Interestingly, the species richness of moths isn't reduced by anywhere near as much as the abundance of them i.e. the species are mostly there, just in far smaller numbers than I'm used to. Is this everyone else's experience too?
It's a bit ironic that the Garden Moth Challenge was instigated in what seems to be such a poor year. However, perhaps it is the perfect tonic - giving us all more incentive to put the trap out in weather conditions that we might not have bothered with otherwise. It's certainly had that effect on me as I struggle to keep up with the totals of people whose gardens are hundreds of miles further north than mine! It's also been great to see all the moth chat on Twitter and on this blog and share in moth grumbles, pug ID traumas and (occasional) trap triumphs. So many thanks to Tristan for organising GMC and running it so efficiently.

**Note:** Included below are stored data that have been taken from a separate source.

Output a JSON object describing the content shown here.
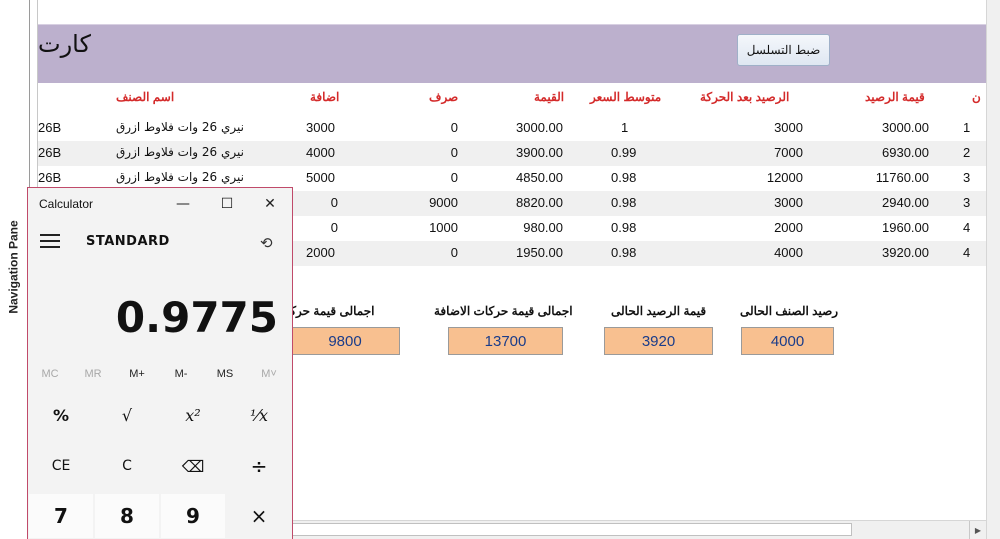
{
  "navigation_pane": {
    "label": "Navigation Pane"
  },
  "form": {
    "title": "كارت",
    "sort_button": "ضبط التسلسل",
    "columns": {
      "name": "اسم الصنف",
      "addition": "اضافة",
      "spend": "صرف",
      "value": "القيمة",
      "avg_price": "متوسط السعر",
      "balance_after": "الرصيد بعد الحركة",
      "balance_value": "قيمة الرصيد",
      "seq": "ن"
    },
    "rows": [
      {
        "code": "26B",
        "name": "نيري 26 وات فلاوط ازرق",
        "addition": "3000",
        "spend": "0",
        "value": "3000.00",
        "avg": "1",
        "balance_after": "3000",
        "balance_value": "3000.00",
        "seq": "1"
      },
      {
        "code": "26B",
        "name": "نيري 26 وات فلاوط ازرق",
        "addition": "4000",
        "spend": "0",
        "value": "3900.00",
        "avg": "0.99",
        "balance_after": "7000",
        "balance_value": "6930.00",
        "seq": "2"
      },
      {
        "code": "26B",
        "name": "نيري 26 وات فلاوط ازرق",
        "addition": "5000",
        "spend": "0",
        "value": "4850.00",
        "avg": "0.98",
        "balance_after": "12000",
        "balance_value": "11760.00",
        "seq": "3"
      },
      {
        "code": "",
        "name": "",
        "addition": "0",
        "spend": "9000",
        "value": "8820.00",
        "avg": "0.98",
        "balance_after": "3000",
        "balance_value": "2940.00",
        "seq": "3"
      },
      {
        "code": "",
        "name": "",
        "addition": "0",
        "spend": "1000",
        "value": "980.00",
        "avg": "0.98",
        "balance_after": "2000",
        "balance_value": "1960.00",
        "seq": "4"
      },
      {
        "code": "",
        "name": "",
        "addition": "2000",
        "spend": "0",
        "value": "1950.00",
        "avg": "0.98",
        "balance_after": "4000",
        "balance_value": "3920.00",
        "seq": "4"
      }
    ],
    "summary": {
      "total_movements_label": "اجمالى قيمة حركات ال",
      "total_movements_value": "9800",
      "total_additions_label": "اجمالى قيمة حركات الاضافة",
      "total_additions_value": "13700",
      "current_balance_value_label": "قيمة الرصيد الحالى",
      "current_balance_value": "3920",
      "current_item_balance_label": "رصيد الصنف الحالى",
      "current_item_balance": "4000"
    }
  },
  "calculator": {
    "title": "Calculator",
    "mode": "STANDARD",
    "display": "0.9775",
    "memory": [
      "MC",
      "MR",
      "M+",
      "M-",
      "MS",
      "M˅"
    ],
    "keys_row1": [
      "%",
      "√",
      "x²",
      "⅟x"
    ],
    "keys_row2": [
      "CE",
      "C",
      "⌫",
      "÷"
    ],
    "keys_row3": [
      "7",
      "8",
      "9",
      "×"
    ],
    "window_buttons": {
      "minimize": "—",
      "maximize": "☐",
      "close": "✕"
    },
    "icons": {
      "menu": "hamburger-icon",
      "history": "history-icon"
    }
  }
}
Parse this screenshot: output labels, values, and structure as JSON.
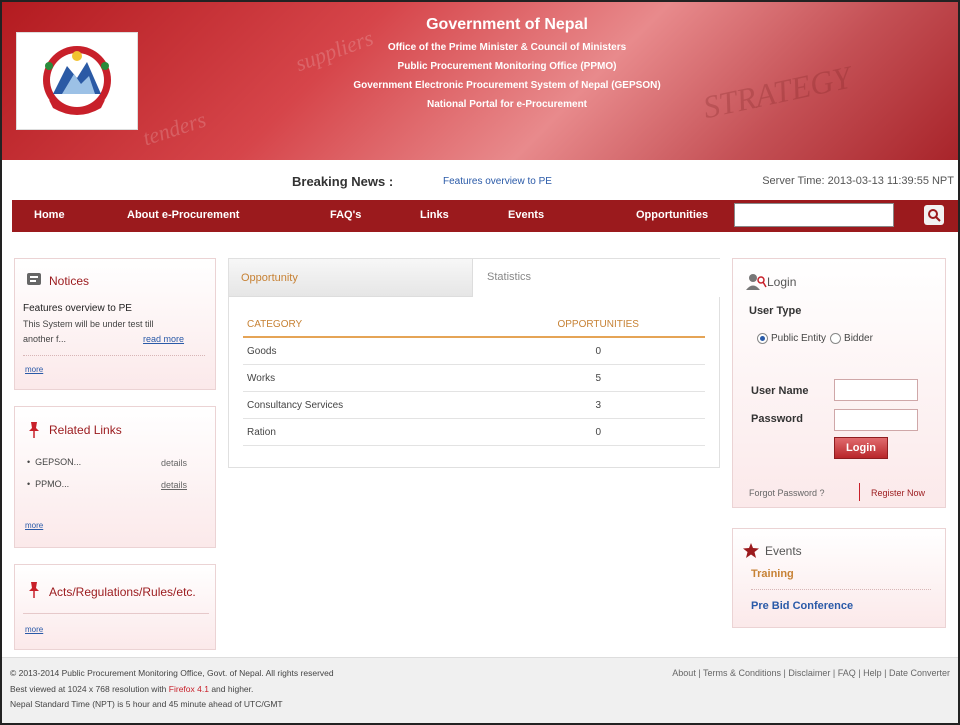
{
  "header": {
    "title": "Government of Nepal",
    "lines": [
      "Office of the Prime Minister & Council of Ministers",
      "Public Procurement Monitoring Office (PPMO)",
      "Government Electronic Procurement System of Nepal (GEPSON)",
      "National Portal for e-Procurement"
    ]
  },
  "news": {
    "label": "Breaking News :",
    "text": "Features overview to PE",
    "server_time": "Server Time: 2013-03-13 11:39:55 NPT"
  },
  "nav": {
    "items": [
      "Home",
      "About e-Procurement",
      "FAQ's",
      "Links",
      "Events",
      "Opportunities"
    ],
    "search_placeholder": ""
  },
  "notices": {
    "title": "Notices",
    "headline": "Features overview to PE",
    "body_line1": "This System will be under test till",
    "body_line2": "another f...",
    "read_more": "read more",
    "more": "more"
  },
  "related": {
    "title": "Related Links",
    "items": [
      {
        "label": "GEPSON...",
        "action": "details"
      },
      {
        "label": "PPMO...",
        "action": "details"
      }
    ],
    "more": "more"
  },
  "acts": {
    "title": "Acts/Regulations/Rules/etc.",
    "more": "more"
  },
  "tabs": {
    "opportunity": "Opportunity",
    "statistics": "Statistics"
  },
  "table": {
    "headers": [
      "CATEGORY",
      "OPPORTUNITIES"
    ],
    "rows": [
      {
        "category": "Goods",
        "count": "0"
      },
      {
        "category": "Works",
        "count": "5"
      },
      {
        "category": "Consultancy Services",
        "count": "3"
      },
      {
        "category": "Ration",
        "count": "0"
      }
    ]
  },
  "login": {
    "title": "Login",
    "user_type_label": "User Type",
    "options": [
      "Public Entity",
      "Bidder"
    ],
    "selected_option": "Public Entity",
    "username_label": "User Name",
    "password_label": "Password",
    "button": "Login",
    "forgot": "Forgot Password ?",
    "register": "Register Now"
  },
  "events": {
    "title": "Events",
    "items": [
      "Training",
      "Pre Bid Conference"
    ]
  },
  "footer": {
    "line1": "© 2013-2014 Public Procurement Monitoring Office, Govt. of Nepal. All rights reserved",
    "line2_prefix": "Best viewed at 1024 x 768 resolution with",
    "line2_link": "Firefox 4.1",
    "line2_suffix": "and higher.",
    "line3": "Nepal Standard Time (NPT) is 5 hour and 45 minute ahead of UTC/GMT",
    "links": [
      "About",
      "Terms & Conditions",
      "Disclaimer",
      "FAQ",
      "Help",
      "Date Converter"
    ]
  },
  "colors": {
    "brand_red": "#9b1a1d",
    "header_red": "#b31b20",
    "table_header": "#c78235",
    "link_blue": "#2a5aa8"
  }
}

Anyway, back to my own trap. Having spluttered and struggled to 100 species, we then had some of the best nights of the year this week, which has propelled me rapidly on to the current total of 114. There are lots of species I normally see that haven't appeared at all this spring, such as Pine Beauty and Powdered Quaker, but there are also new ones. So far, I've recorded 8 new species for the garden - five micros, identified thanks to the new Sterling & Parsons book and confirmed by a patient County Moth Recorder, and three macros, Barred Umber, Square Spot and Oak Nycteoline. That's one of the great things about moth recording, there is ALWAYS something to get excited about.